LPSK Kaji Permohonan Perlindungan Saksi Dalam Kasus TPPU
LPSK Kaji Permohonan Perlindungan Saksi Dalam Kasus TPPU

123Berita – 01 Agustus 2026 | Ketua Lembaga Perlindungan Saksi dan Korban (LPSK) Achmadi mengakui telah menerima pengajuan permohonan perlindungan dari saksi berinisial FH terkait kasus dugaan tindak pidana penganiayaan (TPPU) yang melibatkan eks Jampidsus. Permohonan ini disampaikan dalam rangka untuk memperoleh perlindungan dan jaminan keselamatan bagi saksi yang terlibat dalam perkara tersebut.

Dalam perkara ini, saksi FH diminta untuk memberikan keterangan dan bukti-bukti yang relevan untuk membantu proses penyelidikan dan penuntutan kasus TPPU. LPSK akan bekerja sama dengan lembaga penegak hukum lainnya untuk memastikan bahwa proses hukum berjalan dengan adil dan transparan.

Bacaan Lainnya

Perlindungan saksi merupakan salah satu aspek penting dalam proses hukum, karena saksi seringkali menghadapi risiko dan ancaman dari pihak-pihak yang terkait dalam perkara. Oleh karena itu, LPSK berkomitmen untuk memberikan perlindungan dan jaminan keselamatan bagi saksi yang terlibat dalam perkara tersebut.

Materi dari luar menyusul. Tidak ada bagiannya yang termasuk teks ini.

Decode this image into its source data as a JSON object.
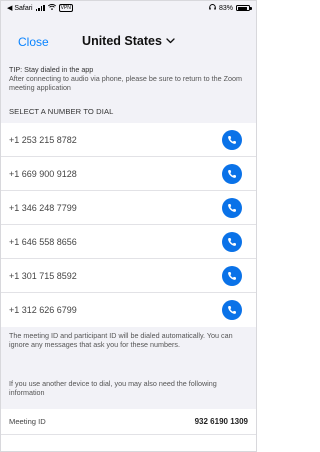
{
  "status_bar": {
    "back_app": "◀ Safari",
    "vpn": "VPN",
    "battery": "83%",
    "battery_level": 0.83
  },
  "nav": {
    "close_label": "Close",
    "title": "United States"
  },
  "tip": {
    "title": "TIP: Stay dialed in the app",
    "body": "After connecting to audio via phone, please be sure to return to the Zoom meeting application"
  },
  "section_header": "SELECT A NUMBER TO DIAL",
  "numbers": [
    "+1 253 215 8782",
    "+1 669 900 9128",
    "+1 346 248 7799",
    "+1 646 558 8656",
    "+1 301 715 8592",
    "+1 312 626 6799"
  ],
  "note": "The meeting ID and participant ID will be dialed automatically. You can ignore any messages that ask you for these numbers.",
  "note2": "If you use another device to dial, you may also need the following information",
  "meeting": {
    "id_label": "Meeting ID",
    "id_value": "932 6190 1309"
  },
  "colors": {
    "accent": "#0a84ff",
    "call_button": "#0a72e8",
    "background": "#f2f2f7"
  },
  "icons": {
    "call": "phone-handset-icon",
    "chevron": "chevron-down-icon"
  }
}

Dalam beberapa tahun terakhir, LPSK telah melakukan berbagai upaya untuk meningkatkan kemampuan dan kapasitasnya dalam memberikan perlindungan saksi. LPSK juga telah bekerja sama dengan lembaga internasional dan organisasi non-pemerintah untuk memperoleh dukungan dan bantuan dalam meningkatkan kualitas pelayanan perlindungan saksi.

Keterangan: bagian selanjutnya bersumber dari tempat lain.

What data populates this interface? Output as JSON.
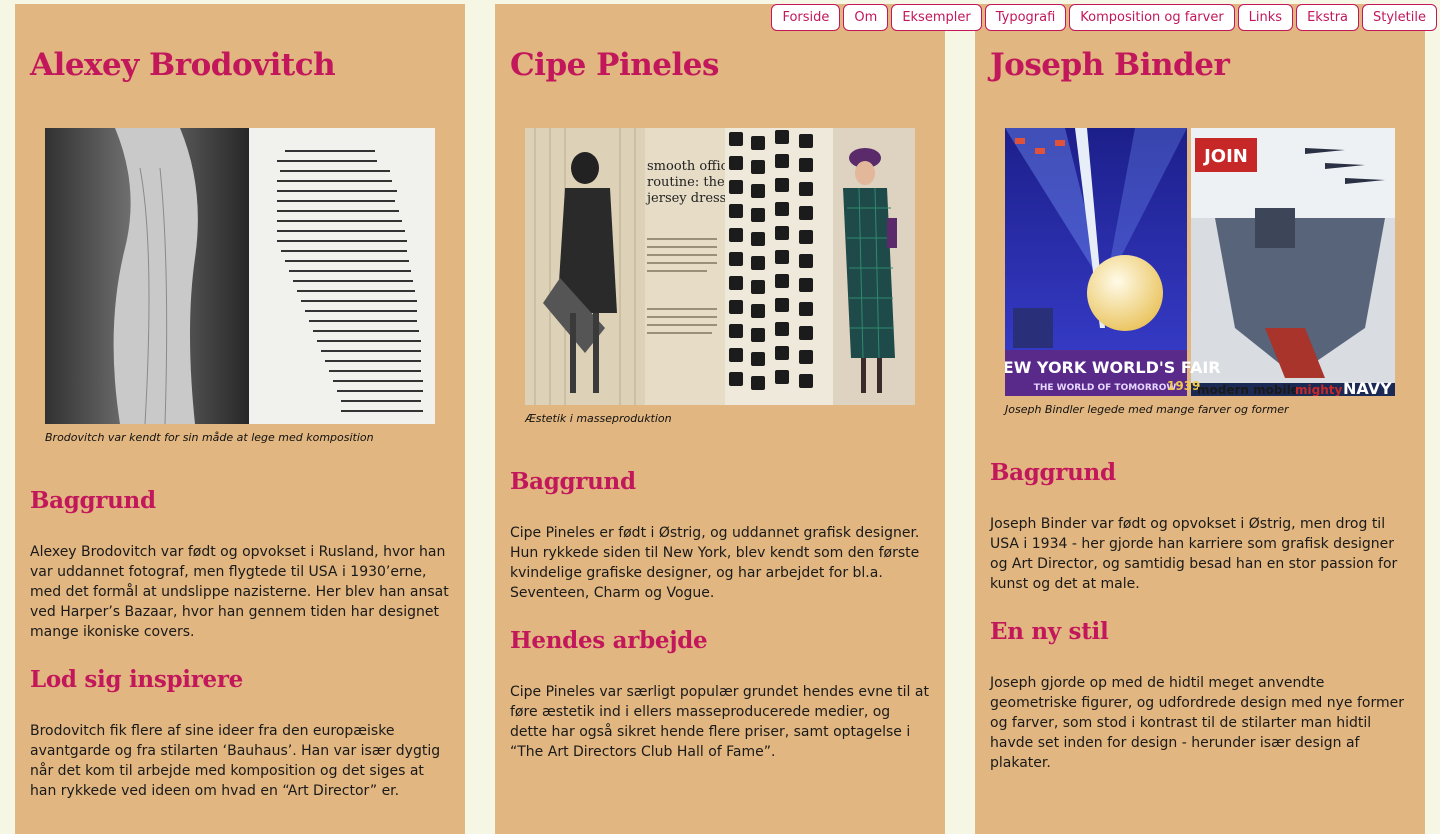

Kasus TPPU yang melibatkan eks Jampidsus ini merupakan salah satu contoh kasus yang kompleks dan memerlukan penanganan yang hati-hati dan profesional. LPSK berharap bahwa dengan melakukan kajian dan evaluasi yang teliti, permohonan perlindungan saksi dapat diproses dengan cepat dan efektif.

Di akhir, LPSK berkomitmen untuk terus meningkatkan kualitas pelayanan perlindungan saksi dan memastikan bahwa saksi yang terlibat dalam perkara tersebut mendapatkan perlindungan yang memadai dan sesuai dengan ketentuan hukum yang berlaku.